Our governments never declare five tests without having made their minds up in advance.  So it was with Gordon Brown’s five tests for joining the Euro.  They were designed to ensure that we never would.  The purpose of these ones is the opposite.

Three of them are legerdemain.  Who will decide whether the rate of infection “is decreasing to manageable levels”?  (Test three.) Who will “need to be confident” that the supply of testing and PPE will be able to meet future demand?  (Test four.)  Why, none other than Ministers, who will make decisions with an eye to the polls.  They will ultimately be guided not by “the science” but by “the politics”.

True, it would be awkward for them to claim that there has been “a sustained and consistent fall” in daily death numbers (not “rates”, as Dominic Raab said, since we can’t be sure how many people have the Coronavirus) if the Government’s scientific advisers were unwilling to back them up. (Test Two.)

But the pass has already been sold on that one.  Chris Whitty said on Wednesday that the peak is “flattening out”.  Ministers would not have included this test as one of the five were they not confident that the advisers will soon be willing to signal a thumbs-up.

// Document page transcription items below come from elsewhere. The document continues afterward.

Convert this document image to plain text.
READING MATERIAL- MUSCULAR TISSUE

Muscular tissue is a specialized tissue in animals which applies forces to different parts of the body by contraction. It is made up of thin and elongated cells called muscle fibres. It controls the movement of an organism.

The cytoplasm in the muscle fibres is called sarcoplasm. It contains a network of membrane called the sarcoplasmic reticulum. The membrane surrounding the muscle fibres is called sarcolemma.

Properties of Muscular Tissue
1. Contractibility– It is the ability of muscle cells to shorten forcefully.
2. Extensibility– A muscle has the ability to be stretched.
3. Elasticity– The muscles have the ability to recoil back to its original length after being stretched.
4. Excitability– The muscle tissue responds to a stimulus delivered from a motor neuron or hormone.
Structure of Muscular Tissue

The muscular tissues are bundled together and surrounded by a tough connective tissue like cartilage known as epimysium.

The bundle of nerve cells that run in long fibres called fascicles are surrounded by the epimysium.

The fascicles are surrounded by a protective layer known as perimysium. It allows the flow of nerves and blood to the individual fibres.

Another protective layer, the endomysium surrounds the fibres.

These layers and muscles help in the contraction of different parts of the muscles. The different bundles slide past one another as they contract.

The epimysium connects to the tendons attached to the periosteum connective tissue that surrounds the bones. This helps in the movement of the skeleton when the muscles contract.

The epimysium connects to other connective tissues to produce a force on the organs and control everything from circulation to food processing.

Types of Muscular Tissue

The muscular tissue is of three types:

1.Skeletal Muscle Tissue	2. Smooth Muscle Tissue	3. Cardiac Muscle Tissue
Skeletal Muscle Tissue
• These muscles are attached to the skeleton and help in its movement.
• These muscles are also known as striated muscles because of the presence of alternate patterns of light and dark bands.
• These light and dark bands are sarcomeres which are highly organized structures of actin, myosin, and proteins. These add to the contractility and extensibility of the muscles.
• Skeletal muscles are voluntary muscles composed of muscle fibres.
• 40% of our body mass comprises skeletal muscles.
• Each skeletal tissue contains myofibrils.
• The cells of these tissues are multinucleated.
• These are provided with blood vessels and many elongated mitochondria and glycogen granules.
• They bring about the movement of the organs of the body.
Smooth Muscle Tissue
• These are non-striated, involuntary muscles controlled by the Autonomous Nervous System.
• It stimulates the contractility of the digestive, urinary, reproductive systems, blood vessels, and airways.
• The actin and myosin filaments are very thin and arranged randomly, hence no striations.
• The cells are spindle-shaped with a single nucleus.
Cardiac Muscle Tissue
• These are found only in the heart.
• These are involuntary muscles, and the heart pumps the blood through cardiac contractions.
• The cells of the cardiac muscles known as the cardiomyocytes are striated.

When? As this site reported yesterday, Boris Johnson is up and about texting people from Chequers. The hope in Downing Street is that he will be back at work after the first May Bank Holiday on May 8.  He would then be able to look at a report from the joint Number Ten/Cabinet Office unit examining proposals from the departments about how to lift the lockdown.

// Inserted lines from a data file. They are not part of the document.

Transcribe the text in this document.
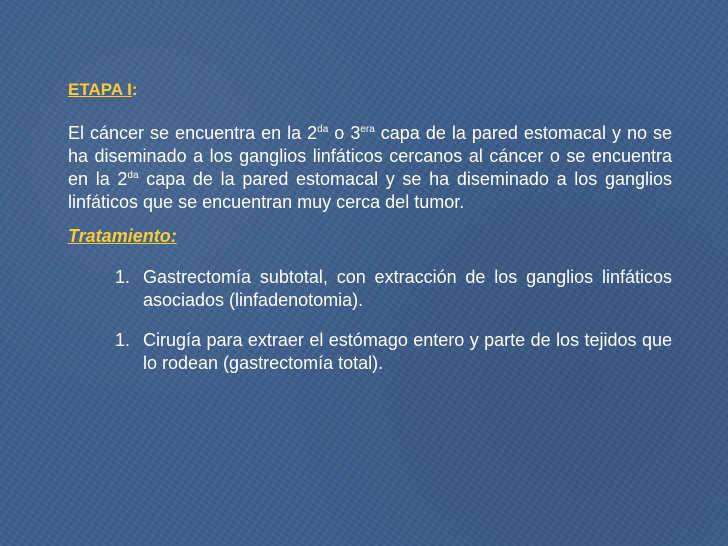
ETAPA I:

El cáncer se encuentra en la $2^{da}$ o $3^{era}$ capa de la pared estomacal y no se ha diseminado a los ganglios linfáticos cercanos al cáncer o se encuentra en la $2^{da}$ capa de la pared estomacal y se ha diseminado a los ganglios linfáticos que se encuentran muy cerca del tumor.

Tratamiento:

1. Gastrectomía subtotal, con extracción de los ganglios linfáticos asociados (linfadenotomia).
1. Cirugía para extraer el estómago entero y parte de los tejidos que lo rodean (gastrectomía total).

Test One (“we must protect the NHS’s ability to cope” and Test Five (“we need to be confident that any adjustments to the current measures will not risk a second peak of infections that overwhelm the NHS”) are in essence the same. Again, they ultimately require a political decision.

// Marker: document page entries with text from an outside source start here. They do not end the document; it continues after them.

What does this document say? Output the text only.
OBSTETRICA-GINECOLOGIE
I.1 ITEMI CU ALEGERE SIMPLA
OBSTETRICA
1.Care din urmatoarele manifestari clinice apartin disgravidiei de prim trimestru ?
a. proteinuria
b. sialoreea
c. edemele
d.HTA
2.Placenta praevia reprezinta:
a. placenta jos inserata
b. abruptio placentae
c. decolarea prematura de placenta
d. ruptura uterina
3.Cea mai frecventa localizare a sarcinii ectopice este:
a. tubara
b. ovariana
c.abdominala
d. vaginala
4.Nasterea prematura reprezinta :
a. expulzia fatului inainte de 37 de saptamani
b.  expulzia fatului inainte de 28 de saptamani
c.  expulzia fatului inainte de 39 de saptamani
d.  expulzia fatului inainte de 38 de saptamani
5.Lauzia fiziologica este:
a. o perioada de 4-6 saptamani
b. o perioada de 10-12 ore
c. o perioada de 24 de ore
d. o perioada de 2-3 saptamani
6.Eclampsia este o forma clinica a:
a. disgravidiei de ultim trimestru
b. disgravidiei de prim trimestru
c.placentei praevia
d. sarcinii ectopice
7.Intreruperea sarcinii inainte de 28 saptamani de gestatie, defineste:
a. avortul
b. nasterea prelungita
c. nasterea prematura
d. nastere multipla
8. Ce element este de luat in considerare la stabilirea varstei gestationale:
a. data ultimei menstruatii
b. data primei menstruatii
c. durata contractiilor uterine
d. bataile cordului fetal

The Department of Health can be expected to be very cautious about that fifth test.  But it gives the Prime Minister enough wiggle room to say, during the days after the bank holiday, that they have been met if the shutdown is eased off gradually.

In other words, Johnson will seek to keep ahead of public opinion – which he is doing triumphantly so far: polls show overwhelming support for the Government’s position.  The art for him is to not to be caught out by a sudden shift in mood as closures, job losses and destitution reach a critical mass.  We asked yesterday whether that might be early June – a quarter of the year in from the original wave of entrenchment in March.

The announcement in early May of a partial end to the lockdown might successfully juggle appeasing those who want it ended, satisfying those who believe that it is still essential, and keeping the Health Department and the Treasury on the same page.

Above all, it would continue to meet the Government’s primary aim: ensuring that the NHS can indeed cope with any relaxation of social distancing.  We make no complaint whatsoever about all these being political decisions.  That’s of their essence.

The biggest fly in this ointment is the assumption that the Prime Minister will be back to his usual bouncing self by after the May Bank Holiday.  If he isn’t, he will have some serious thinking to do about whether Dominic Raab should be empowered to step up to the next level.

Yesterday, the latter could simply have said that the lockdown will last for another three weeks – and nothing much else.  That he didn’t confirms that the Government is preparing its way out.